ZM447439 prevents chromosome alignment and segregation. (A) Mitotic DLD-1 cells stained for tubulin, kinetochores/centromeres (ACA, green), and DNA (red). Bottom panels show examples of abnormal prometaphases frequently observed after treatment with ZM447439 for 1 h. (B) Graph quantitating the number of prophase (P), prometaphase (PM), metaphase (M), and anaphase (A) cells after exposure of DLD-1 cells to ZM447439 for 1 h, showing that chromosome alignment and segregation are inhibited. (C) Graph showing the mitotic index of DLD-1 cultures at the times indicated after treatment with either ZM447439 alone (red diamonds), nocodazole (yellow squares), or ZM447439 plus nocodazole (blue triangles). Values in B and C represent the mean and SEM derived from three independent experiments in which at least 1,000 cells were counted. (D) Electron micrographs of ZM447439-treated HeLa cells showing kinetochores (arrows) and kinetochore fibers.

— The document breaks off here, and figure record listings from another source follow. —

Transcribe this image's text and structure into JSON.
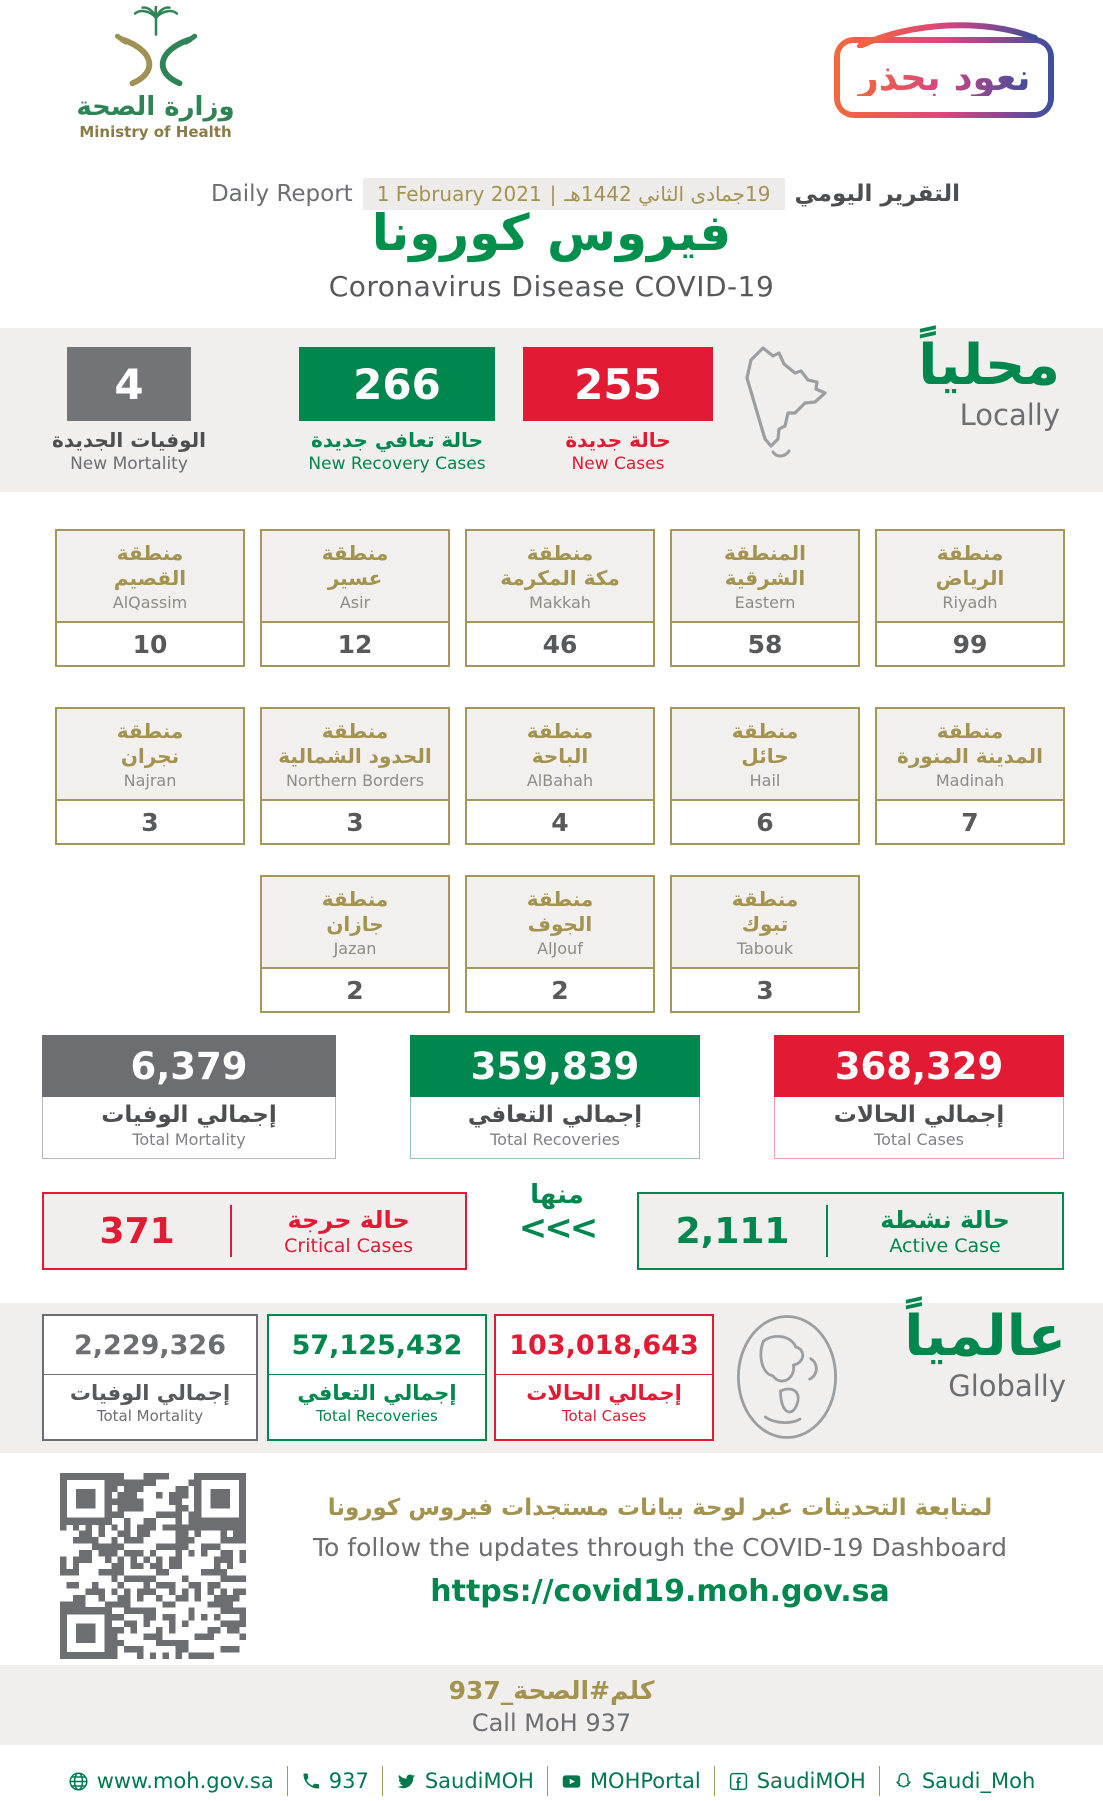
{
  "header": {
    "ministry_name_ar": "وزارة الصحة",
    "ministry_name_en": "Ministry of Health",
    "badge_text": "نعود بحذر",
    "report_label_ar": "التقرير اليومي",
    "report_date_hijri": "19جمادى الثاني 1442هـ",
    "report_date_sep": "|",
    "report_date_greg": "1 February 2021",
    "report_label_en": "Daily Report",
    "title_ar": "فيروس كورونا",
    "title_en": "Coronavirus Disease COVID-19"
  },
  "colors": {
    "green": "#00874e",
    "red": "#e21a33",
    "gray": "#737477",
    "olive": "#a5965a"
  },
  "locally": {
    "heading_ar": "محلياً",
    "heading_en": "Locally",
    "new_mortality": {
      "value": "4",
      "label_ar": "الوفيات الجديدة",
      "label_en": "New Mortality"
    },
    "new_recoveries": {
      "value": "266",
      "label_ar": "حالة تعافي جديدة",
      "label_en": "New Recovery Cases"
    },
    "new_cases": {
      "value": "255",
      "label_ar": "حالة جديدة",
      "label_en": "New Cases"
    }
  },
  "regions": {
    "rows": [
      {
        "cards": [
          {
            "ar1": "منطقة",
            "ar2": "القصيم",
            "en": "AlQassim",
            "value": "10"
          },
          {
            "ar1": "منطقة",
            "ar2": "عسير",
            "en": "Asir",
            "value": "12"
          },
          {
            "ar1": "منطقة",
            "ar2": "مكة المكرمة",
            "en": "Makkah",
            "value": "46"
          },
          {
            "ar1": "المنطقة",
            "ar2": "الشرقية",
            "en": "Eastern",
            "value": "58"
          },
          {
            "ar1": "منطقة",
            "ar2": "الرياض",
            "en": "Riyadh",
            "value": "99"
          }
        ]
      },
      {
        "cards": [
          {
            "ar1": "منطقة",
            "ar2": "نجران",
            "en": "Najran",
            "value": "3"
          },
          {
            "ar1": "منطقة",
            "ar2": "الحدود الشمالية",
            "en": "Northern Borders",
            "value": "3"
          },
          {
            "ar1": "منطقة",
            "ar2": "الباحة",
            "en": "AlBahah",
            "value": "4"
          },
          {
            "ar1": "منطقة",
            "ar2": "حائل",
            "en": "Hail",
            "value": "6"
          },
          {
            "ar1": "منطقة",
            "ar2": "المدينة المنورة",
            "en": "Madinah",
            "value": "7"
          }
        ]
      },
      {
        "cards": [
          {
            "ar1": "منطقة",
            "ar2": "جازان",
            "en": "Jazan",
            "value": "2"
          },
          {
            "ar1": "منطقة",
            "ar2": "الجوف",
            "en": "AlJouf",
            "value": "2"
          },
          {
            "ar1": "منطقة",
            "ar2": "تبوك",
            "en": "Tabouk",
            "value": "3"
          }
        ]
      }
    ]
  },
  "totals_local": {
    "mortality": {
      "value": "6,379",
      "label_ar": "إجمالي الوفيات",
      "label_en": "Total Mortality"
    },
    "recoveries": {
      "value": "359,839",
      "label_ar": "إجمالي التعافي",
      "label_en": "Total Recoveries"
    },
    "cases": {
      "value": "368,329",
      "label_ar": "إجمالي الحالات",
      "label_en": "Total Cases"
    }
  },
  "breakdown": {
    "critical": {
      "value": "371",
      "label_ar": "حالة حرجة",
      "label_en": "Critical Cases"
    },
    "of_which_ar": "منها",
    "arrows": "<<<",
    "active": {
      "value": "2,111",
      "label_ar": "حالة نشطة",
      "label_en": "Active Case"
    }
  },
  "globally": {
    "heading_ar": "عالمياً",
    "heading_en": "Globally",
    "mortality": {
      "value": "2,229,326",
      "label_ar": "إجمالي الوفيات",
      "label_en": "Total Mortality"
    },
    "recoveries": {
      "value": "57,125,432",
      "label_ar": "إجمالي التعافي",
      "label_en": "Total Recoveries"
    },
    "cases": {
      "value": "103,018,643",
      "label_ar": "إجمالي الحالات",
      "label_en": "Total Cases"
    }
  },
  "dashboard": {
    "note_ar": "لمتابعة التحديثات عبر لوحة بيانات مستجدات فيروس كورونا",
    "note_en": "To follow the updates through the COVID-19 Dashboard",
    "url": "https://covid19.moh.gov.sa"
  },
  "call": {
    "hashtag_ar": "كلم#الصحة_937",
    "label_en": "Call MoH 937"
  },
  "footer": {
    "items": [
      {
        "icon": "globe-icon",
        "label": "www.moh.gov.sa"
      },
      {
        "icon": "phone-icon",
        "label": "937"
      },
      {
        "icon": "twitter-icon",
        "label": "SaudiMOH"
      },
      {
        "icon": "youtube-icon",
        "label": "MOHPortal"
      },
      {
        "icon": "facebook-icon",
        "label": "SaudiMOH"
      },
      {
        "icon": "snapchat-icon",
        "label": "Saudi_Moh"
      }
    ]
  }
}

ZM447439 does not prevent localization of Aurora B to centromeres. Immunofluorescence images of prometaphase DLD-1 cells stained to detect Aurora B (green), Survivin (red), and DNA (blue) after (A) exposure to ZM447439 for 1 h or (B) transfection of Aurora B siRNA duplexes. (C) Transiently transfected HeLa cells expressing either Myc-tagged Aurora B or Myc-tagged Aurora B K106R stained to detect Aurora B (green), Myc-tagged proteins (red), and DNA (blue).

Repression of Aurora B prevents kinetochore localization of BubR1. HeLa and DLD-1 cells were transfected with siRNA duplexes to repress either Aurora A or B. (A) Immunoblots of HeLa cell lysates showing repression of Aurora A and B. (B) Transfected DLD-1 cells were exposed to spindle toxins, and the mitotic index was measured over time. Values represent the mean and SEM from three independent experiments in which at least 1,000 cells were counted. (C) Projected deconvolved image stacks of nocodazole-treated mitotic DLD-1 cells after transfection of siRNAs targeting Aurora A (top) and Aurora B (bottom). (D) Examples of spindle morphology in control and Aurora B RNAi cultures. (E) Plot of interkinetochore distance in control and Aurora B–repressed cells.